According to the latest Urban Mobility Report from the Texas A&M Transportation Institute, traffic congestion in America’s 101 urbanized areas costs motorists $121 billion per year in wasted time and fuel. Most MPOs’ Long Range Plans give lip service to reducing congestion, but very few actually target their investments in such a way as to credibly project that 20 years of investment will yield less congestion than in the initial (baseline) year of the plan. If they make any comparison at all, most plans compare congestion after the plan’s implementation with what it would be under the no-build alternative. The models used to produce these plans do generate the information needed to compare horizon-year congestion with baseline-year congestion, but this comparison is almost never included. Citizens and taxpayers are led to believe that because congestion with the plan is marginally better than congestion under the no-build alternative, the plan is the best that can be accomplished. Yet most plans could do far more to reduce congestion if they focused their resources on the problem. The Urban Mobility Report shows that urbanized areas that have this focus can actually achieve significant reductions.
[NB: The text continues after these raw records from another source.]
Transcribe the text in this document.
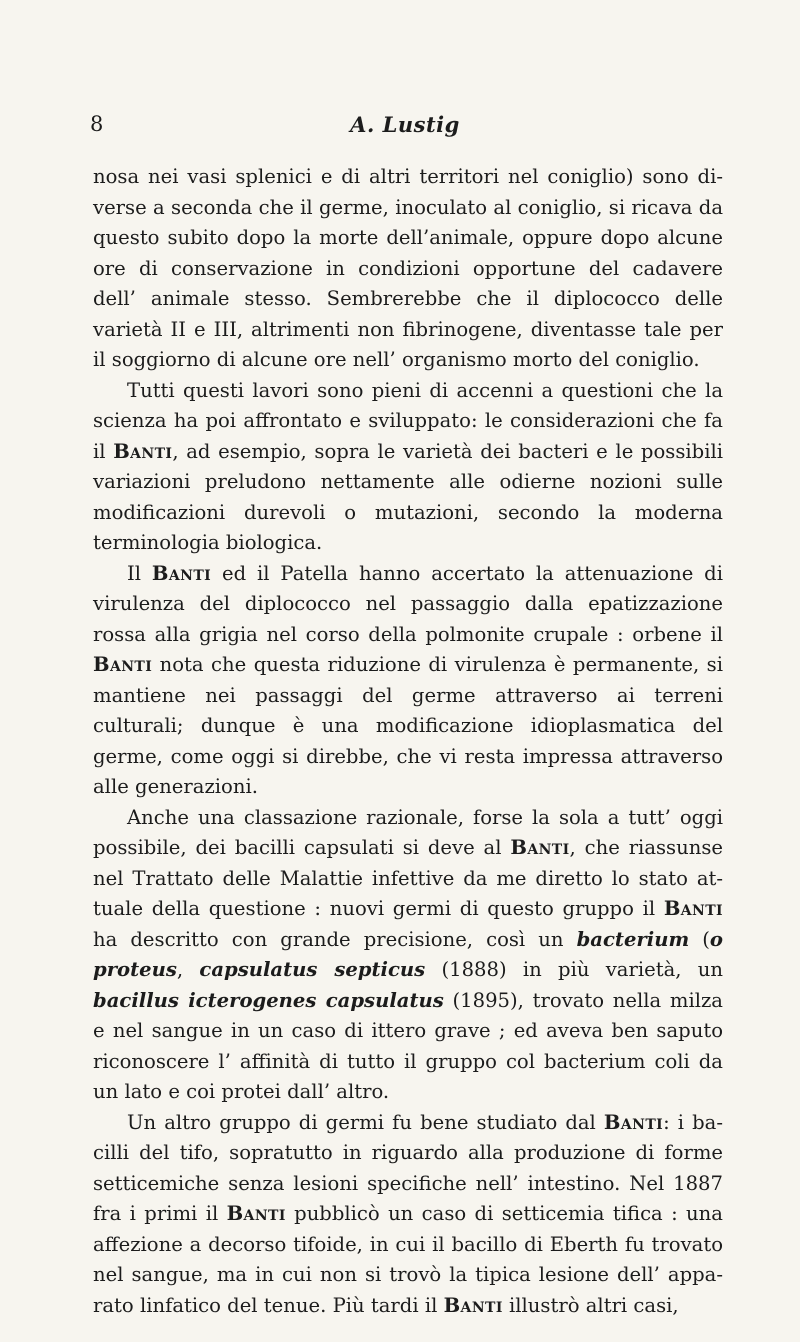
8	A. Lustig

nosa nei vasi splenici e di altri territori nel coniglio) sono diverse a seconda che il germe, inoculato al coniglio, si ricava da questo subito dopo la morte dell’animale, oppure dopo alcune ore di conservazione in condizioni opportune del cadavere dell’ animale stesso. Sembrerebbe che il diplococco delle varietà II e III, altrimenti non fibrinogene, diventasse tale per il soggiorno di alcune ore nell’ organismo morto del coniglio.

Tutti questi lavori sono pieni di accenni a questioni che la scienza ha poi affrontato e sviluppato: le considerazioni che fa il Banti, ad esempio, sopra le varietà dei bacteri e le possibili variazioni preludono nettamente alle odierne nozioni sulle modificazioni durevoli o mutazioni, secondo la moderna terminologia biologica.

Il Banti ed il Patella hanno accertato la attenuazione di virulenza del diplococco nel passaggio dalla epatizzazione rossa alla grigia nel corso della polmonite crupale : orbene il Banti nota che questa riduzione di virulenza è permanente, si mantiene nei passaggi del germe attraverso ai terreni culturali; dunque è una modificazione idioplasmatica del germe, come oggi si direbbe, che vi resta impressa attraverso alle generazioni.

Anche una classazione razionale, forse la sola a tutt’ oggi possibile, dei bacilli capsulati si deve al Banti, che riassunse nel Trattato delle Malattie infettive da me diretto lo stato attuale della questione : nuovi germi di questo gruppo il Banti ha descritto con grande precisione, così un bacterium (o proteus, capsulatus septicus (1888) in più varietà, un bacillus icterogenes capsulatus (1895), trovato nella milza e nel sangue in un caso di ittero grave ; ed aveva ben saputo riconoscere l’ affinità di tutto il gruppo col bacterium coli da un lato e coi protei dall’ altro.

Un altro gruppo di germi fu bene studiato dal Banti: i bacilli del tifo, sopratutto in riguardo alla produzione di forme setticemiche senza lesioni specifiche nell’ intestino. Nel 1887 fra i primi il Banti pubblicò un caso di setticemia tifica : una affezione a decorso tifoide, in cui il bacillo di Eberth fu trovato nel sangue, ma in cui non si trovò la tipica lesione dell’ apparato linfatico del tenue. Più tardi il Banti illustrò altri casi,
This requirement could provide substantial mobility improvements at a very small cost. To the extent that this motivates MPOs to focus more resources on actual congestion reduction, there will be traffic flow improvements, time-savings, reduced fuel use and reduced emissions. The cost of making this change in the planning process will be very low, since most MPOs already generate the needed information as part of their transportation modeling.